Apropos Identität: Ein radikaler und immer unerbittlicherer Kulturmarxismus, der jedes Bekenntnis zur eigenen Herkunft, Verwurzelung und Heimat kriminalisiert und eine barbarische Cancel-Culture propagiert, lebt sich in der nachhaltigen Beseitigung und Tilgung von Geschichte, Werten und Traditionen aus. Die von diesem mentalen Talibanismus hinterlassene verbrannte Erde soll einer künftigen „diversen“ Neusiedlung auf deutschem Boden das Substrat liefern, umgesetzt durch eine gezielt geförderte Massenmigration, deren Begünstigte mit deutscher, christlicher, abendländischer Identität möglichst gar nichts mehr zu tun haben dürfen. Dies ist die wahnwitzige Realität in diesem Deutschland, das sich 30 Jahre nach der glücklichen Wiedererlangung seiner Einheit in Freiheit tatsächlich abschafft – und, anders als 1945, diesmal nachhaltig, da nicht mehr in seiner physischen, sondern diesmal in seiner geistig-kulturellen Substanz.

Noch nie standen die Deutschen in ihrer Geschichte so kurz vor ihrem endgültigen Verschwinden als Kulturvolk – und diesmal weder durch Kriege, Fremdherrschaft oder Anarchie, sondern ganz geräuschlos als Ergebnis einer zersetzenden Agenda, deren Hintermänner nicht mehr nur in Deutschland sitzen, sondern in den Schaltzentralen von Nichtregierungsorganisationen, die einen globalistischen Kulturkampf zur Überwindung von Grenzen und Nationen führen – an dessen Ende ein weltumspannender Totalitarismus stehen wird. Die meisten realisieren all dies noch nicht.

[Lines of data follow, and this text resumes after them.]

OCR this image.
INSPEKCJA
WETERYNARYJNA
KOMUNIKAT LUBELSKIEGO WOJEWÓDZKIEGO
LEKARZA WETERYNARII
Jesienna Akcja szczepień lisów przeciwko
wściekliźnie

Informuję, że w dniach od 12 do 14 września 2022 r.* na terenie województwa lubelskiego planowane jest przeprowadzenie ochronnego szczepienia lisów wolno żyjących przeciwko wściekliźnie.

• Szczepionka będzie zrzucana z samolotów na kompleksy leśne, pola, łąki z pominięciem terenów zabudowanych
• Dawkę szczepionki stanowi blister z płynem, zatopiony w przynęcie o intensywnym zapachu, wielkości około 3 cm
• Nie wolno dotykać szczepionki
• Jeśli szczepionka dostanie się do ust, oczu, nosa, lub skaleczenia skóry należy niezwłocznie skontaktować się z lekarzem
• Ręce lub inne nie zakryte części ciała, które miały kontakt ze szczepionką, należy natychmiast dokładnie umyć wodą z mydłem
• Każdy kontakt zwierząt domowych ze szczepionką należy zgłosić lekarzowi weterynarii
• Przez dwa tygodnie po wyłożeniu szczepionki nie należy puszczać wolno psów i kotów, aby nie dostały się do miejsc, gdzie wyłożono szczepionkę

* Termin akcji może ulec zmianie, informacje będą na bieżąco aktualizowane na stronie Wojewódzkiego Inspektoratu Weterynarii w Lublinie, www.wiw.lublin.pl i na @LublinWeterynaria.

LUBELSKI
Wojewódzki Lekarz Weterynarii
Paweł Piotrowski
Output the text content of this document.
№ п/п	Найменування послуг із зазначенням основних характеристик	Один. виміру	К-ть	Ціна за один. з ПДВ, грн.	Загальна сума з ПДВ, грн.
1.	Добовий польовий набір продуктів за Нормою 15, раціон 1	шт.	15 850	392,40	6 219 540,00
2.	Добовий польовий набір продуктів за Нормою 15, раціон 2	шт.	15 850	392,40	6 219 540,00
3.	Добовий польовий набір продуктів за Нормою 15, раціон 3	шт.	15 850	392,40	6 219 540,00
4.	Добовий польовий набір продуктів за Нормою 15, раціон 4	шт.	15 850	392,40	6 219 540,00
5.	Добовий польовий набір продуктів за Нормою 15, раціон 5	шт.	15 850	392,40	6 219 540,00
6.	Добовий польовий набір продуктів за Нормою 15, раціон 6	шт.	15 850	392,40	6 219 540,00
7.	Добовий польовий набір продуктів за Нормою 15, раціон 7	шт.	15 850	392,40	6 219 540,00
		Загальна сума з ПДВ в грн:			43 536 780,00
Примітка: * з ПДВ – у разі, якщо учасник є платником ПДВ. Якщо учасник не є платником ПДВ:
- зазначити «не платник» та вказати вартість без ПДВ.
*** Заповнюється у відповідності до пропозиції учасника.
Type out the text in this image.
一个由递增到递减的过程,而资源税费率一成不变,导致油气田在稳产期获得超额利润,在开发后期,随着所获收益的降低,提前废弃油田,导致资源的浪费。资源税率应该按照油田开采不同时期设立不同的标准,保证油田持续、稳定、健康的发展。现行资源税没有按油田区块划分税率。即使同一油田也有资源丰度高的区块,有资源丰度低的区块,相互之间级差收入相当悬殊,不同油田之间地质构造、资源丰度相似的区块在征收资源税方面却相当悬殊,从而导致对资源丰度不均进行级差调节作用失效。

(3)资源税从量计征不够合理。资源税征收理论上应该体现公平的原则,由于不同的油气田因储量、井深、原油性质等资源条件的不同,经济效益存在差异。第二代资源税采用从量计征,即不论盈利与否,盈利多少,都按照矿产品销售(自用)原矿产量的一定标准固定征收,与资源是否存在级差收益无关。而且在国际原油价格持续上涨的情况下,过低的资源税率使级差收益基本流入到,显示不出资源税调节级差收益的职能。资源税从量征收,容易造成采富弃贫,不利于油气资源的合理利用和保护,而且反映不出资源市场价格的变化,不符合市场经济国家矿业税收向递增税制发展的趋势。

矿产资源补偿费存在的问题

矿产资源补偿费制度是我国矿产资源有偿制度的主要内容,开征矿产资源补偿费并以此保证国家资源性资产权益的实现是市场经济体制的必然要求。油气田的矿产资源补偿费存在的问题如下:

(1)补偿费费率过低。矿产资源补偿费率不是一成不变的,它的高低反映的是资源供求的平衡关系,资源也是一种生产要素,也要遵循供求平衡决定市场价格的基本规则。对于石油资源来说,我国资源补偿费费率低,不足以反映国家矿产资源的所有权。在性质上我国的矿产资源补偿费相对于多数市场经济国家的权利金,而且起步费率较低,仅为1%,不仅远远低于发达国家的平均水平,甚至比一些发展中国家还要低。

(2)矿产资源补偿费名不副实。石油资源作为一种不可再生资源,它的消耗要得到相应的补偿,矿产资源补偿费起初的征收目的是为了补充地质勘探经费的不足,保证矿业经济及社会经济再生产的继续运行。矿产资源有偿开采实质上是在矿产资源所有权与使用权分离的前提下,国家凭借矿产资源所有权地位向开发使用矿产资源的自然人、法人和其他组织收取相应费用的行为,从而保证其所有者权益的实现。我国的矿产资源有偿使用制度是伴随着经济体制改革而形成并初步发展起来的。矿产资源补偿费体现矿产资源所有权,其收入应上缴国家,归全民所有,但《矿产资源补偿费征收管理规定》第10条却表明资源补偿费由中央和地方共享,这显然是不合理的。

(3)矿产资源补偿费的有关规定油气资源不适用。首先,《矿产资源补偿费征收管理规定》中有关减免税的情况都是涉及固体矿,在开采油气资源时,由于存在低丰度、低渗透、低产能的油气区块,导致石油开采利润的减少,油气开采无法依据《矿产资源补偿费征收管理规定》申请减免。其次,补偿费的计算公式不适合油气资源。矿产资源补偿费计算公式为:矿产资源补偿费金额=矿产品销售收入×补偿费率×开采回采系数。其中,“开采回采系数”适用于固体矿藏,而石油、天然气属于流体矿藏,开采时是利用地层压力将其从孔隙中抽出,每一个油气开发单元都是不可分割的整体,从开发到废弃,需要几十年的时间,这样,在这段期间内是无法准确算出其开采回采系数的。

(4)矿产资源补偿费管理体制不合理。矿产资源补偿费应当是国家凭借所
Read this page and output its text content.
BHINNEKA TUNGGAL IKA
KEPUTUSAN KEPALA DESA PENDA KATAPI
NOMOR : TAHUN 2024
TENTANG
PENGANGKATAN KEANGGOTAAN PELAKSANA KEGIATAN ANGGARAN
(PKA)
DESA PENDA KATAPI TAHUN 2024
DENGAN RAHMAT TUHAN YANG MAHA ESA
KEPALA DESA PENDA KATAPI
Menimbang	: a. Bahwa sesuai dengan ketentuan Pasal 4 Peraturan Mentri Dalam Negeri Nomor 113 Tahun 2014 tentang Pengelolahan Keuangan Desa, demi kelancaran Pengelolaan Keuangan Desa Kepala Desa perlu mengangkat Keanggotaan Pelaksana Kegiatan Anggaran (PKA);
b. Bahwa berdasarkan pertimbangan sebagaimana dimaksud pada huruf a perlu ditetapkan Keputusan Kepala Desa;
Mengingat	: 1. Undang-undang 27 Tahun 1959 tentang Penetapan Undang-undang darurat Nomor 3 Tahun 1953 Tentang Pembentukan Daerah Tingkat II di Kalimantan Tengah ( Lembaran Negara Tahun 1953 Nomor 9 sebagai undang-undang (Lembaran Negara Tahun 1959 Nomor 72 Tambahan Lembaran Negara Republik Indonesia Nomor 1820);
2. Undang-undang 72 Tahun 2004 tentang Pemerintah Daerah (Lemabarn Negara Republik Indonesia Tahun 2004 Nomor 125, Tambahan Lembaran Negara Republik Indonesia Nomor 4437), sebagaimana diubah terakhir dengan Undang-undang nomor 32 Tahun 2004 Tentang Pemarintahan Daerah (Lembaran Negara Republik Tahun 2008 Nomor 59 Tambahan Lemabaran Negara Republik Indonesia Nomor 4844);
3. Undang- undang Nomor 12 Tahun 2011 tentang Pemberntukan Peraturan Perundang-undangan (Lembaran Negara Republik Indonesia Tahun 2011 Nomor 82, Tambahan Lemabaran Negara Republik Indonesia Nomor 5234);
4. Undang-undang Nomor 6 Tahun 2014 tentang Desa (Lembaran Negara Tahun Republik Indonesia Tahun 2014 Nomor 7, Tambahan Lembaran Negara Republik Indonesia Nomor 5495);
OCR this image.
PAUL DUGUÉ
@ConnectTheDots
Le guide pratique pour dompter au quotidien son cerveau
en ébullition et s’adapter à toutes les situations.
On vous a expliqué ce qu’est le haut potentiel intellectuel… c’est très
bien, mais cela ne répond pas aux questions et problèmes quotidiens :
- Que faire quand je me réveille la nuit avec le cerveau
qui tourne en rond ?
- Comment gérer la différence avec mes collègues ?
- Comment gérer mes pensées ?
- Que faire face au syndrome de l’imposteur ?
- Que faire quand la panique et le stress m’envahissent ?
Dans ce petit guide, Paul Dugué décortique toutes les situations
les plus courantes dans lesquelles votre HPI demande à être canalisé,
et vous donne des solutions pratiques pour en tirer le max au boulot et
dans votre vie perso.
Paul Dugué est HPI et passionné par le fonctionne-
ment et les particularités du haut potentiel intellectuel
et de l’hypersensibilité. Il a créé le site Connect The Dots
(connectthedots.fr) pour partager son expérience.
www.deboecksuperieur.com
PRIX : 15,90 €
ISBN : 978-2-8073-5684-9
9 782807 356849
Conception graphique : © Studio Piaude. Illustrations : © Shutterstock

Es scheint, dass ausgerechnet die Ostdeutschen, die ihren Landsleuten im Westen um den Erfahrungswert einer sozialistischen Diktatur voraus sind, für diese Bedrohung ein feineres Gespür haben. Vielleicht erklärt dies nicht nur das dortige hohe Abschneiden der AfD, sondern vor allem ihr gesundes Misstrauen gegenüber einer als „Bereicherung“ proklamierten Problemmigration, ebenso wie ihren deutlich ausgeprägteren Patriotismus. Die Menschen der neuen Bundesländer haben noch eine konkrete Vorstellung davon, in welches Verderben Staatswirtschaft, Zensur, Dirigismus und Gesinnungsüberwachung zwingend führen. Deshalb begreifen sie mehr noch als die Westler, wie kostbar und schützenswert dieses Deutschland ist, das in den Jahren nach 1990 wirklich das Beste war, das auf diesem Staatsgebiet je existiert hat.